What is the primary user experience for learners? Sign up -> get email when course starts -> get weekly email? or discover discussions on twitter,etc -> join discuss community -> participate?
- I imagine different users will have different experiences, including:
- Traditional learner: Sign-up, get emails, join “live” seminar (or watch recording), do activity, share on discourse
- Opportunistic learner: Find course overview on course home, join some of the seminars, participate in some of the activities, use discourse for general discussion, not only tied to activities
What is the main entry point for users? The mailchimp list or joining the discourse community? (probably ties into above)
- Both ;-) We expect new users to go via http://learn.media.mit.edu and then choose their preferred pathways.
Are you planning on using something like badges?
Are people creating things again like the previous time with Scratch and other tools?
- Yes. The course is based around weekly activities, some of which use tools like Scratch.
Will it produce links that the users can post somewhere? Where? Can we scrape the links? Will it be useful if we can?

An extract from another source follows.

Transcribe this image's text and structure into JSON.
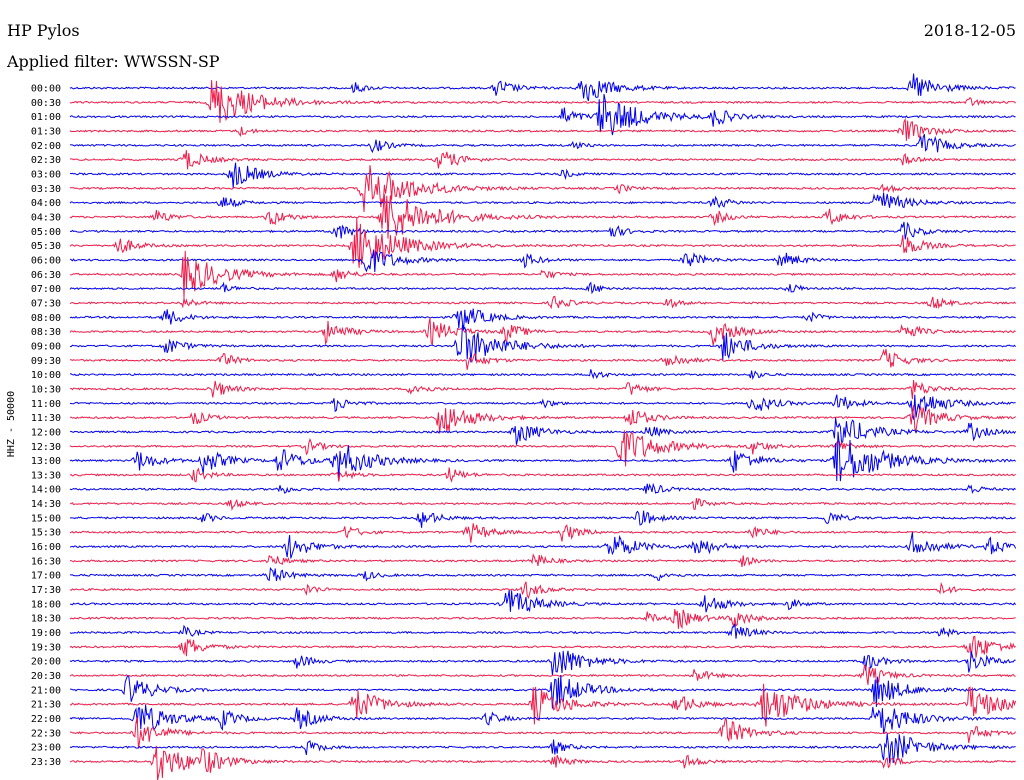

- Users will most likely post links, and share resources on the discussion forum. I’m not sure if Discourse allows automatic scraping of links, but that shouldn’t be too hard.
What is your measure for success for this course? big community? lots of eyeballs on content? lots of discussion?
- Number of participants at live events
- Quality of discussion on discourse
- Number of projects that emerge from phase II (which we haven’t talked about so far, and should do at another time)
What are the costs associated with setting up the tech resources, running it and maintaining it into the future?
- Some time of graduate students at the Lab, some of my time, minimal hosting costs (MailChimp is probably the most expensive at the amount of messages that we are sending. My guess is that over 2-3 months, we’ll probably end up paying about 500 USD for email delivery services).
Are there any specific plans to distribute content in other language?
- No. But it would be wonderful to see translations.
Will you address accessibility - transcribe videos, make sure the content is compatible with a screen reader, etc.
- This is a big issue and we take it very seriously. YouTube does a fair job with initial transcripts, but there is room for improvement. Other solutions unfortunately are still very expensive. If anyone has good ideas for this space, I’d love to talk more.